= Winthrop Jones =

American architect

Walter Winthrop Humphreys Jones (1917-1999), better known as Winthrop Jones, was an architect and painter. Jones was the father of conservation photographer Alison M. Jones and Pamela (aka Pippi) Jones Cunningham, housewife. During a 40-year career in architecture, he designed schools, public buildings, and other facilities in New Jersey.

==Early life and education==
Jones was born on January 30, 1917, and he grew up in Morristown, New Jersey. After attending the Morristown School (now Morristown-Beard School) in Morristown, New Jersey, Jones graduated from the Indian River School in New Smyrna, Florida. During his time at the Morristown School, he played as a forward for the hockey team. Jones played for the 1933-1934 Morristown School hockey team that went on an overseas tour in Europe to play teams from Switzerland, Germany, and France. The team received a personal message of good luck from President Franklin Roosevelt prior to setting sail for the trip.

After high school, Jones completed a bachelor's degree in architecture at the University of Virginia in Charlottesville, Virginia. He also took coursework at Syracuse University in Syracuse, New York and the Newark College of Engineering (now the New Jersey Institute of Technology) in Newark, New Jersey. Jones did his post-graduate studies in architectural construction and engineering at the New York Structural Institute.

==Architectural career==
Jones designed buildings for the campuses of Bordentown Military Institute in Bordentown, New Jersey and the Purnell School in Pottersville, New Jersey. He also designed the Hunterdon County, New Jersey Administration Building in Flemington, New Jersey, the Free Public Library of Passaic Township, New Jersey, and an addition to the Church of the Holy Spirit in Lebanon, New Jersey.

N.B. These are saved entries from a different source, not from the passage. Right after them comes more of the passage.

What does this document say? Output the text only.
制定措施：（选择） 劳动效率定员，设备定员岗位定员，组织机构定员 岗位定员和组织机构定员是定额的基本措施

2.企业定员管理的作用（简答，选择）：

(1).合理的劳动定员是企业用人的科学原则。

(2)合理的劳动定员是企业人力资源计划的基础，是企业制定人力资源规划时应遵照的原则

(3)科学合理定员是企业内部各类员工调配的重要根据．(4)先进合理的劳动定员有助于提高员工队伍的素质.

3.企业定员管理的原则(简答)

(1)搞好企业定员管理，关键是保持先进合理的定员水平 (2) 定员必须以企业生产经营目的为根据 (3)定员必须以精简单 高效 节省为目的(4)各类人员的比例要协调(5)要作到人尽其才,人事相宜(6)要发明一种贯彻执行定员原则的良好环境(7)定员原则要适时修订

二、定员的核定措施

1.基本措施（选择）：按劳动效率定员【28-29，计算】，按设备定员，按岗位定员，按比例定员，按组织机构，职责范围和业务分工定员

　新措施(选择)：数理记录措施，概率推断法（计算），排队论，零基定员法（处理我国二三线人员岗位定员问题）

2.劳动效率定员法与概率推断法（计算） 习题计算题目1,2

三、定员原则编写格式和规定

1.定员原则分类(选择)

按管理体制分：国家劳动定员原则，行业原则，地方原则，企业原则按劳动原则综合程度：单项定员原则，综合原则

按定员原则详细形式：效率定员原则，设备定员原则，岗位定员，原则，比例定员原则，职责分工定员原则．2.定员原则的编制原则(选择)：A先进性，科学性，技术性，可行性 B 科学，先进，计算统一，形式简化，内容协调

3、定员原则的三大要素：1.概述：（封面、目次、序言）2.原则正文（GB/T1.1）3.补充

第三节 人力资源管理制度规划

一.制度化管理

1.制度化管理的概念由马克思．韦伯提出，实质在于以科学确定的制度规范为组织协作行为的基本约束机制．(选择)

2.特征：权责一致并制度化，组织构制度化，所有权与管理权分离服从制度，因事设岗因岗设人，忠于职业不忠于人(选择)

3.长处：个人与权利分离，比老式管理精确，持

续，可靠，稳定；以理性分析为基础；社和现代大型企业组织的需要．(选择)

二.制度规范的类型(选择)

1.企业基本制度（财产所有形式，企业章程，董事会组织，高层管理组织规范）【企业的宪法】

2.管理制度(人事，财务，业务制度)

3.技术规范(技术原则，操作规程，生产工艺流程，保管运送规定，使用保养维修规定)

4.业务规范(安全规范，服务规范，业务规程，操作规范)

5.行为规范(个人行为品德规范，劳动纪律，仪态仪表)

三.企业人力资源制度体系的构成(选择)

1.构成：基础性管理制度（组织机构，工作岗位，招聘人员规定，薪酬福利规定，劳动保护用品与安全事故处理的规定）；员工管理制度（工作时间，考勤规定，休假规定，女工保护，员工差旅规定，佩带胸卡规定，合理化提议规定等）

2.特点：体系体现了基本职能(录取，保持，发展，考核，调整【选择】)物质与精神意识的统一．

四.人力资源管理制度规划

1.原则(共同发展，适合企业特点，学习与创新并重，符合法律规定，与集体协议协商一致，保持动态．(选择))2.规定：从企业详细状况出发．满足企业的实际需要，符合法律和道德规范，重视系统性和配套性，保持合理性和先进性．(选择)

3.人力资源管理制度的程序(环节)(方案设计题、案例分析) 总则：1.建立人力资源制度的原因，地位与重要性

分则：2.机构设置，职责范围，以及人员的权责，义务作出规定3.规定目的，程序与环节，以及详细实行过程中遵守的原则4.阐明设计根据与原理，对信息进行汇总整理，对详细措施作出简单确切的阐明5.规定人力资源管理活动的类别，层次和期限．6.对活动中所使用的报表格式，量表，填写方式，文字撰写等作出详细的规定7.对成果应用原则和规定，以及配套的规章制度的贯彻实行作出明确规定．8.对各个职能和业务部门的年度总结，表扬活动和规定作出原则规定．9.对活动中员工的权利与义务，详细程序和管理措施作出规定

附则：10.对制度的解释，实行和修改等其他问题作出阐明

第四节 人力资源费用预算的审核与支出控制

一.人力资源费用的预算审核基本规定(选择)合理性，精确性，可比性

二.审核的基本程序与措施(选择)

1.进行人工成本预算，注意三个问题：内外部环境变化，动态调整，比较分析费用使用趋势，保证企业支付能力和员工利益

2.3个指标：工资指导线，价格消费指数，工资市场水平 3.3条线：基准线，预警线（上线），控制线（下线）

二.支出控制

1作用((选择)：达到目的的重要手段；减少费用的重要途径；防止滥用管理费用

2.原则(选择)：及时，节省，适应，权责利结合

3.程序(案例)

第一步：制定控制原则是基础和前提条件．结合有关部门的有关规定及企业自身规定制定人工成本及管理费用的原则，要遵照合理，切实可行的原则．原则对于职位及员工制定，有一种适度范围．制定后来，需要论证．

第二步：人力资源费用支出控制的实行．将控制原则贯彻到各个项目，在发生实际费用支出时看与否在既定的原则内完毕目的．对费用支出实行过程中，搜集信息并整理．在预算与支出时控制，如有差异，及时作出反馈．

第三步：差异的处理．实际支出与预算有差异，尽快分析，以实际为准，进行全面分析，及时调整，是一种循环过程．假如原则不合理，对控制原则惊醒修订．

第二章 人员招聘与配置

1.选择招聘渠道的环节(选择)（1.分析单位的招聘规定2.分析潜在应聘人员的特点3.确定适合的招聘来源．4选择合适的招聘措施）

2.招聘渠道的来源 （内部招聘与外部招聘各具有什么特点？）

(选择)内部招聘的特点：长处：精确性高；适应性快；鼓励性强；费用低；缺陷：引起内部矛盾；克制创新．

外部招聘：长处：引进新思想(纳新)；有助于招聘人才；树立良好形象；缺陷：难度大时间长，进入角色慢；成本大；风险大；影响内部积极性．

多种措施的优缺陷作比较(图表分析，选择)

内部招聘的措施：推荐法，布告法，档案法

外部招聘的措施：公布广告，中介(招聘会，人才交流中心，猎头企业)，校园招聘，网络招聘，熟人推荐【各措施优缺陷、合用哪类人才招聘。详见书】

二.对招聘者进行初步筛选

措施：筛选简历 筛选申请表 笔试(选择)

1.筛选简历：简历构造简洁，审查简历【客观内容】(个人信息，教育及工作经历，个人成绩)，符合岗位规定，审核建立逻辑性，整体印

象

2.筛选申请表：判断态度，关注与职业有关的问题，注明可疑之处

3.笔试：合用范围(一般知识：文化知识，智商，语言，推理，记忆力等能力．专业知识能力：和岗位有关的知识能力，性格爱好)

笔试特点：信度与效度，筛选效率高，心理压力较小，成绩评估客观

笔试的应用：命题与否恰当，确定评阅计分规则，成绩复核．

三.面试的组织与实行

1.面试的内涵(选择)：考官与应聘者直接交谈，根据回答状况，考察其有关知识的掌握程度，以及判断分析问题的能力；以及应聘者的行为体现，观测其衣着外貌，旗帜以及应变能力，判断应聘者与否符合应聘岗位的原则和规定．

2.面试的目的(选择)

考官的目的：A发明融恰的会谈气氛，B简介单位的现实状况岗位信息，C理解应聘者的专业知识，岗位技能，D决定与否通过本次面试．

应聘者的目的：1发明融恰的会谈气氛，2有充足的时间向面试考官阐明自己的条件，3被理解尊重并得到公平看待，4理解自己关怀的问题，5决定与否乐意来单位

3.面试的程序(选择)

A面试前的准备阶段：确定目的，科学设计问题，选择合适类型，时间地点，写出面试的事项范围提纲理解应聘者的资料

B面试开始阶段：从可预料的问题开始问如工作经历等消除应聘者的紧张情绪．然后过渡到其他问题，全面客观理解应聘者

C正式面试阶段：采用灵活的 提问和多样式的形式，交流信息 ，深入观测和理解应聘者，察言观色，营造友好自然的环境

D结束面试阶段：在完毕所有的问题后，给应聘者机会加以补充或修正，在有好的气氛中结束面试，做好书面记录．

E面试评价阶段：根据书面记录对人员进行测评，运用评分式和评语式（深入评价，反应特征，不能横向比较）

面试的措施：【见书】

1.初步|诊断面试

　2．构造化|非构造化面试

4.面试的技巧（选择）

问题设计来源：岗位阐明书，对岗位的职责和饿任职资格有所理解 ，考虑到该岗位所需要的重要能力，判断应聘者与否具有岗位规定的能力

The artistic style of Jones influenced Alison M. Jones's engagement in conservation photography. Describing her father's role in her work in The Hunterdon Review, Alison Jones stated, "My father, Winthrop H. Jones, was an architect and painter who constantly framed the world for me. He taught me to see details and graphic forms without my ever really knowing what was happening. It wasn't until I was in my forties that I realized that I had a natural sense of composition and a need to capture the way I saw the world".

Jones also influenced the architectural career of New Jersey architect Susan Rochelle. The book Hunterdon Folks: Everyday People in Small Business, how They Got There, and what They Do to Make America Great states: "Ms. Rochelle started out in interior design, graduating in 1980 from Centenary College with a degree in the subject. W. Winthrop Jones advised her to go for a degree in architecture, so she got her master's. She's licensed in both New Jersey and Pennsylvania, currently working on projects in both states." h

Among Winthrop's employees was William Turnbull, of Moore Lyndon, Turnbull, Whittier, architects of Sea Ranch in northern California. Also Lawrence C. Apgar Jr. An addition at the DuPont estate Winterthur in Delaware was a notable project in the office which Larry assisted Winthrop on.

==Military career==
During World War II, Jones served in the U.S. Navy. He served as an officer in the combat Information center on board the U.S.S. Chenango, an escort carrier. After receiving a promotion to the rank of commander, Jones returned to working as an architect at the conclusion of the war.

==Notable ancestry of the Jones Family==
Jones descended directly from colonial leader John Winthrop, who served as governor of the Massachusetts Bay Colony. Jones also descended from Colonel David Humphreys, who served as an aide de camp to George Washington. During Washington's presidential administration, Humphreys served as American Minister to Portugal and Spain.

Elizabeth Jones descended from Captain John Pray, another aide de camp to George Washington. She also descended from Lewis Morris, a colonial governor of New Jersey.